Ibnu Abid Dun-ya meriwayatkan dalam kitab “At-Tafakkur Wal I’tibaar”, dengan sanadnya dari Umar bin Saliim Al-Baahiliy, dari Abul Waliid, bahwa dia berkata: “Ibnu Umar dulu kalau ia hendak menata qalbunya, ia mendatangi bangunan yang telah hancur, kemudian ia berdiri di pintu bangunan tersebut. Lalu ia berseru dengan suara sedih dan berkata: “Kemanakah penghunimu?”. Kemudian ia merenung dan berkata: “Segala sesuatunya akan hancur kecuali wajah-Nya”.
Ibnu Abid Dun-ya juga meriwayatkan dalam kitab “Al-Qubuur” dengan sanadnya, dari Muhammad bin Qudaamah, dia berkata: “Ar-Robii` bin Khutsaim dulu kalau ia merasakan kekerasan pada qalbunya, maka dia mendatangi rumah seorang temannya yang telah meninggal, pada malam hari. Lalu dia berseru: “Wahai fulan bin fulan! Wahai fulan bin fulan! Kemudian dia berkata: “Duhai, apa yang sudah kamu kerjakan dan apa yang sedang diperbuat kepadamu?”. Lalu dia menangis hingga bercucuran air matanya. Karena ia tahu bahwa dirinya akan seperti itu.”
Dan di antara sebabnya adalah: memakan makanan yang halal. Abu Nu’aim dan yang lainnya telah meriwayatkan, dari jalan Umar bin Sholih Ath-Thurthusiy, dia berkata: “Aku pergi bersama Yahya Al-Jalaa` –dan ada yang mengatakan kalau dia adalah salah seorang Abdaal– ke Abu Abdillah Ahmad bin Hanbal, lalu aku bertanya kepadanya. Dan pada saat itu ia bersama Buuroon dan Zuhair Al-Jammaal. Lalu aku berkata: “Semoga Allah merahmatimu wahai Abu Abdillah, dengan apakah qalbu itu menjadi lembut?” Maka ia memandangi sahabat-sahabatnya dan memberi isyarat dengan matanya.
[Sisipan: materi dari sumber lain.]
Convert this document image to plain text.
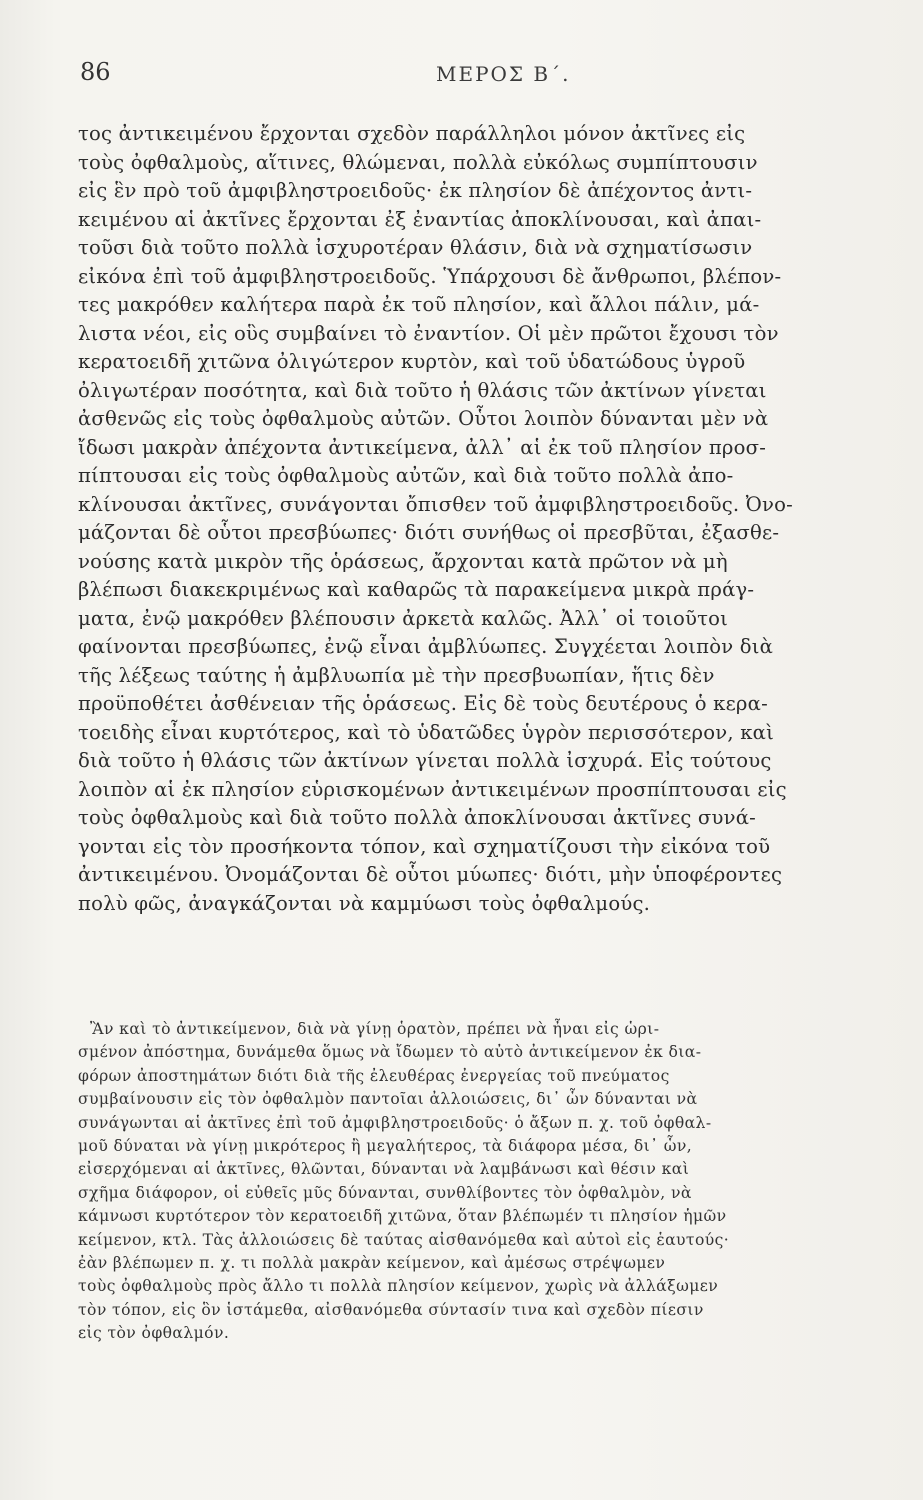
86	ΜΕΡΟΣ Β΄.
τος ἀντικειμένου ἔρχονται σχεδὸν παράλληλοι μόνον ἀκτῖνες εἰς
τοὺς ὀφθαλμοὺς, αἵτινες, θλώμεναι, πολλὰ εὐκόλως συμπίπτουσιν
εἰς ἓν πρὸ τοῦ ἀμφιβληστροειδοῦς· ἐκ πλησίον δὲ ἀπέχοντος ἀντι-
κειμένου αἱ ἀκτῖνες ἔρχονται ἐξ ἐναντίας ἀποκλίνουσαι, καὶ ἀπαι-
τοῦσι διὰ τοῦτο πολλὰ ἰσχυροτέραν θλάσιν, διὰ νὰ σχηματίσωσιν
εἰκόνα ἐπὶ τοῦ ἀμφιβληστροειδοῦς. Ὑπάρχουσι δὲ ἄνθρωποι, βλέπον-
τες μακρόθεν καλήτερα παρὰ ἐκ τοῦ πλησίον, καὶ ἄλλοι πάλιν, μά-
λιστα νέοι, εἰς οὓς συμβαίνει τὸ ἐναντίον. Οἱ μὲν πρῶτοι ἔχουσι τὸν
κερατοειδῆ χιτῶνα ὀλιγώτερον κυρτὸν, καὶ τοῦ ὑδατώδους ὑγροῦ
ὀλιγωτέραν ποσότητα, καὶ διὰ τοῦτο ἡ θλάσις τῶν ἀκτίνων γίνεται
ἀσθενῶς εἰς τοὺς ὀφθαλμοὺς αὐτῶν. Οὗτοι λοιπὸν δύνανται μὲν νὰ
ἴδωσι μακρὰν ἀπέχοντα ἀντικείμενα, ἀλλ᾽ αἱ ἐκ τοῦ πλησίον προσ-
πίπτουσαι εἰς τοὺς ὀφθαλμοὺς αὐτῶν, καὶ διὰ τοῦτο πολλὰ ἀπο-
κλίνουσαι ἀκτῖνες, συνάγονται ὄπισθεν τοῦ ἀμφιβληστροειδοῦς. Ὀνο-
μάζονται δὲ οὗτοι πρεσβύωπες· διότι συνήθως οἱ πρεσβῦται, ἐξασθε-
νούσης κατὰ μικρὸν τῆς ὁράσεως, ἄρχονται κατὰ πρῶτον νὰ μὴ
βλέπωσι διακεκριμένως καὶ καθαρῶς τὰ παρακείμενα μικρὰ πράγ-
ματα, ἐνῷ μακρόθεν βλέπουσιν ἀρκετὰ καλῶς. Ἀλλ᾽ οἱ τοιοῦτοι
φαίνονται πρεσβύωπες, ἐνῷ εἶναι ἀμβλύωπες. Συγχέεται λοιπὸν διὰ
τῆς λέξεως ταύτης ἡ ἀμβλυωπία μὲ τὴν πρεσβυωπίαν, ἥτις δὲν
προϋποθέτει ἀσθένειαν τῆς ὁράσεως. Εἰς δὲ τοὺς δευτέρους ὁ κερα-
τοειδὴς εἶναι κυρτότερος, καὶ τὸ ὑδατῶδες ὑγρὸν περισσότερον, καὶ
διὰ τοῦτο ἡ θλάσις τῶν ἀκτίνων γίνεται πολλὰ ἰσχυρά. Εἰς τούτους
λοιπὸν αἱ ἐκ πλησίον εὑρισκομένων ἀντικειμένων προσπίπτουσαι εἰς
τοὺς ὀφθαλμοὺς καὶ διὰ τοῦτο πολλὰ ἀποκλίνουσαι ἀκτῖνες συνά-
γονται εἰς τὸν προσήκοντα τόπον, καὶ σχηματίζουσι τὴν εἰκόνα τοῦ
ἀντικειμένου. Ὀνομάζονται δὲ οὗτοι μύωπες· διότι, μὴν ὑποφέροντες
πολὺ φῶς, ἀναγκάζονται νὰ καμμύωσι τοὺς ὀφθαλμούς.
Ἂν καὶ τὸ ἀντικείμενον, διὰ νὰ γίνῃ ὁρατὸν, πρέπει νὰ ἦναι εἰς ὡρι-
σμένον ἀπόστημα, δυνάμεθα ὅμως νὰ ἴδωμεν τὸ αὐτὸ ἀντικείμενον ἐκ δια-
φόρων ἀποστημάτων διότι διὰ τῆς ἐλευθέρας ἐνεργείας τοῦ πνεύματος
συμβαίνουσιν εἰς τὸν ὀφθαλμὸν παντοῖαι ἀλλοιώσεις, δι᾽ ὧν δύνανται νὰ
συνάγωνται αἱ ἀκτῖνες ἐπὶ τοῦ ἀμφιβληστροειδοῦς· ὁ ἄξων π. χ. τοῦ ὀφθαλ-
μοῦ δύναται νὰ γίνῃ μικρότερος ἢ μεγαλήτερος, τὰ διάφορα μέσα, δι᾽ ὧν,
εἰσερχόμεναι αἱ ἀκτῖνες, θλῶνται, δύνανται νὰ λαμβάνωσι καὶ θέσιν καὶ
σχῆμα διάφορον, οἱ εὐθεῖς μῦς δύνανται, συνθλίβοντες τὸν ὀφθαλμὸν, νὰ
κάμνωσι κυρτότερον τὸν κερατοειδῆ χιτῶνα, ὅταν βλέπωμέν τι πλησίον ἡμῶν
κείμενον, κτλ. Τὰς ἀλλοιώσεις δὲ ταύτας αἰσθανόμεθα καὶ αὐτοὶ εἰς ἑαυτούς·
ἐὰν βλέπωμεν π. χ. τι πολλὰ μακρὰν κείμενον, καὶ ἀμέσως στρέψωμεν
τοὺς ὀφθαλμοὺς πρὸς ἄλλο τι πολλὰ πλησίον κείμενον, χωρὶς νὰ ἀλλάξωμεν
τὸν τόπον, εἰς ὃν ἱστάμεθα, αἰσθανόμεθα σύντασίν τινα καὶ σχεδὸν πίεσιν
εἰς τὸν ὀφθαλμόν.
Kemudian dia menundukkan kepalanya lalu mengangkat kepalanya dan berkata: “Wahai anakku, dengan memakan makanan yang halal”. Kemudian aku berpapasan dengan Abu Nashr Bisyr bin Al-Haarits sebagaimana biasanya. Maka aku katakan padanya: “Wahai Abu Nashr, dengan apakah qalbu itu menjadi lembut?” Dia berkata: “Ketahuilah bahwa dengan dzikir kepada Allah, qalbu itu menjadi tenang”. Aku berkata: “Aku datang dari Abu Abdillah”. Ia berkata: “Apa yang Abu Abdillah katakan padamu?” Aku berkata: “Dengan memakan yang halal”. Dia berkata: “Dia telah menjawab dengan jawaban yang paling mendasar. Dia telah menjawab dengan yang paling mendasar”. Lalu aku berpapasan dengan Abdul Wahab Al-Warrooq, dan aku berkata: “Wahai Abul Hasan, dengan apakah qalbu itu menjadi lembut?” Dia berkata: “Ketahuilah bahwa dengan dzikir kepada Allah, qalbu itu menjadi tenang”. Aku berkata: “Sungguh aku datang dari Abu Abdillah”. Maka merahlah pipinya karena begitu senangnya. Dia berkata padaku: “Apa yang Abu Abdillah katakan?” Aku berkata: “Dengan memakan yang halal”. Dia berkata: “Dia telah menjawabmu dengan jawaban yang inti. Dia telah menjawabmu dengan yang inti. Hal mendasar ini adalah kesempurnaan hal mendasar yang ini.”
Sebagian orang ada yang menyebutkan perkataan darinya: “Kau telah menukil sebuah ayat, tapi kau luput menjawab dengan yang lebih tepat”.
Dan segala puji hanya bagi Allah semata.